Deirdre McCloskey, dans sa recension, attaque vivement le regard biaisé des auteurs, soulignant les inégalités crée par le capitalisme. Dans leur soutien au «progressisme», le terme employé aux Etats-Unis pour la pensée socialiste, ils oublient d’évoquer le soutien exprimé dans le passé par certains progressistes à l’esclavage, au racisme, à l’eugénisme, aux stérilisations forcées. «Il est désastreux pour la science de fermer ses oreilles sur une partie de la réalité», juge Deirdre McCloskey.
Acemoglu et Johnson espèrent que la sagesse de l’Etat rendra le progrès plus juste et évitera les excès d’automatisation et de surveillance massive. Ils veulent le voir faire des choix et subventionner certaines technologies, partant de l’hypothèse que le marché ne mène pas à une juste répartition.

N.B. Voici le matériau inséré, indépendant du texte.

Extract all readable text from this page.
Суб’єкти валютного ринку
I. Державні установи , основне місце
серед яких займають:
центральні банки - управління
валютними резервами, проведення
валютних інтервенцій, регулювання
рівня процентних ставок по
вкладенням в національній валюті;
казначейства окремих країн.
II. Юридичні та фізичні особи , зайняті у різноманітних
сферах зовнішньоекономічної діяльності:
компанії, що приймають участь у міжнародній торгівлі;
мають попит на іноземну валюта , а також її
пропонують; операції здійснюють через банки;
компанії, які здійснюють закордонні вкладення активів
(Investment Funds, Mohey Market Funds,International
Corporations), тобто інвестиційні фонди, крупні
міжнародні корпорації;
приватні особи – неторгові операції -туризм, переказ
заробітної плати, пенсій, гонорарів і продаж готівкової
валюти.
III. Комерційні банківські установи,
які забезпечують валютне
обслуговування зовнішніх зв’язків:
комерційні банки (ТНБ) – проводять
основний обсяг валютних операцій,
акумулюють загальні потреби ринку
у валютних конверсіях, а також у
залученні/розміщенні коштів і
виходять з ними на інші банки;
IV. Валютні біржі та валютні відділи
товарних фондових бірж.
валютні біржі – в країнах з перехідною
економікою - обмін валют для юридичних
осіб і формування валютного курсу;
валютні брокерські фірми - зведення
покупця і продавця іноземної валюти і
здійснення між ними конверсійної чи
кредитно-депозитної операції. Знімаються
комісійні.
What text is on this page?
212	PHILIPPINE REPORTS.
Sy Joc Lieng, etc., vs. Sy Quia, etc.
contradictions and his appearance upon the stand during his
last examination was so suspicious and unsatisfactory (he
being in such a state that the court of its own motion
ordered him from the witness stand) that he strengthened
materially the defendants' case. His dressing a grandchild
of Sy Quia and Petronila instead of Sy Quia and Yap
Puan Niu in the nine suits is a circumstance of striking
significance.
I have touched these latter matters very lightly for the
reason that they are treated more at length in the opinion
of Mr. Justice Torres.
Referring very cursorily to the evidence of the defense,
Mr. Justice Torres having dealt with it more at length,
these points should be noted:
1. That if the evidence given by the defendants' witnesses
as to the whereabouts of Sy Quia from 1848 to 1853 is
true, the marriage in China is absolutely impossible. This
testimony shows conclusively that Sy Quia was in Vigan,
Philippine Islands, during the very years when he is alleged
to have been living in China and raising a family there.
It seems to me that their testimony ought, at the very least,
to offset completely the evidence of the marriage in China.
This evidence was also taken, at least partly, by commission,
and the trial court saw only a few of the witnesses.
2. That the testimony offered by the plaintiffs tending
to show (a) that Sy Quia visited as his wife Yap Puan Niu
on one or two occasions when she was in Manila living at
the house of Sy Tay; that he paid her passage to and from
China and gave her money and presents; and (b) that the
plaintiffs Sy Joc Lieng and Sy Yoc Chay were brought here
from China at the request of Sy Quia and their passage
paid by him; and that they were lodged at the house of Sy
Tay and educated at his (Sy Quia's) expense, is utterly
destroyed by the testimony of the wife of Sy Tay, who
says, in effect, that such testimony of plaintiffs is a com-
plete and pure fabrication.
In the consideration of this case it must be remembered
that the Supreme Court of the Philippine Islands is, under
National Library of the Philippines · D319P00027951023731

«Power and Progress» est un manifeste progressiste. Il s’oppose au processus de découverte individuelle et au libre accès aux marchés. A l’évidence, c’est l’opinion des autorités de tous les pays occidentaux. Pourtant, il est un point sur lequel Deirdre McCloskey a entièrement raison. Ce n’est pas l’Etat qui a causé la multiplication par 30 des revenus en seulement deux siècles. Face à l’ouragan réglementaire qui se prépare, il existe de bonnes raisons d’être pessimiste et de s’inquiéter pour l’avenir du libre arbitre. Comme le dit le philosophe André Comte-Sponville dans La clé des champs, «le pessimisme est une école de méfiance».